Check the appropriate box below if the Form 8-K filing is intended to simultaneously satisfy the filing obligation of the registrant under any of the following provisions:
£
Written communications pursuant to Rule 425 under the Securities Act (17 CFR 230.425)
£
Soliciting material pursuant to Rule 14a-12 under the Exchange Act (17 CFR 240.14a-12)
£
Pre-commencement communications pursuant to Rule 14d-2(b) under the Exchange Act (17 CFR 240.14d-2(b))
£
Pre-commencement communications pursuant to Rule 13e-4(c) under the Exchange Act (17 CFR 240.13e-4(c))




Item 5.02. Departure of Directors or Certain Officers; Election of Directors; Appointment of Certain Officers; Compensatory Arrangements of Certain Officers.

Departure of Directors or Certain Officers

     On April 27, 2012, James Wheat resigned as Senior Vice President, Chief Financial Officer and Chief Accounting Officer of Silicon Graphics International Corp. (the “Company”) effective as of May 14, 2012. Mr.

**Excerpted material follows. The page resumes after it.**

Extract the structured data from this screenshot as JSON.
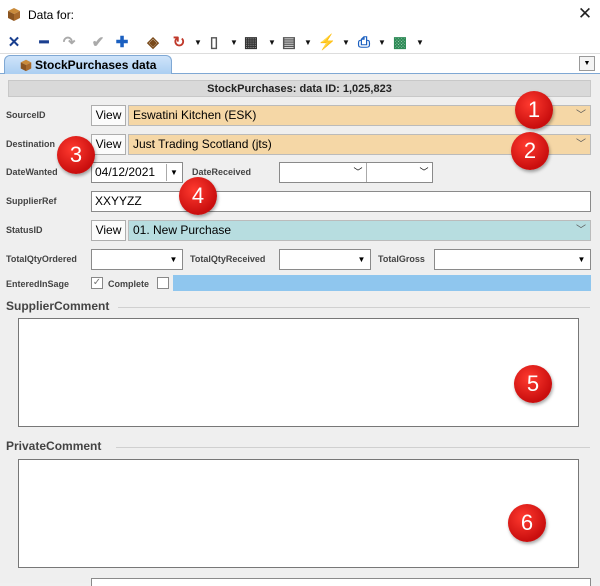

Wheat will remain with the Company until June 1, 2012 to assist with the transition. Mr. Wheat's resignation was for personal reasons and not related to any of the Company's operations, policies or practices.

Election of Directors; Appointment of Certain Officers; Compensatory Arrangements of Certain Officers

On April 30, 2012, the Company appointed Robert J. Nikl, age 57, as Executive Vice President and Chief Financial Officer of the Company effective May 15, 2012. Mr. Nikl will also serve as the Company's Chief Accounting Officer.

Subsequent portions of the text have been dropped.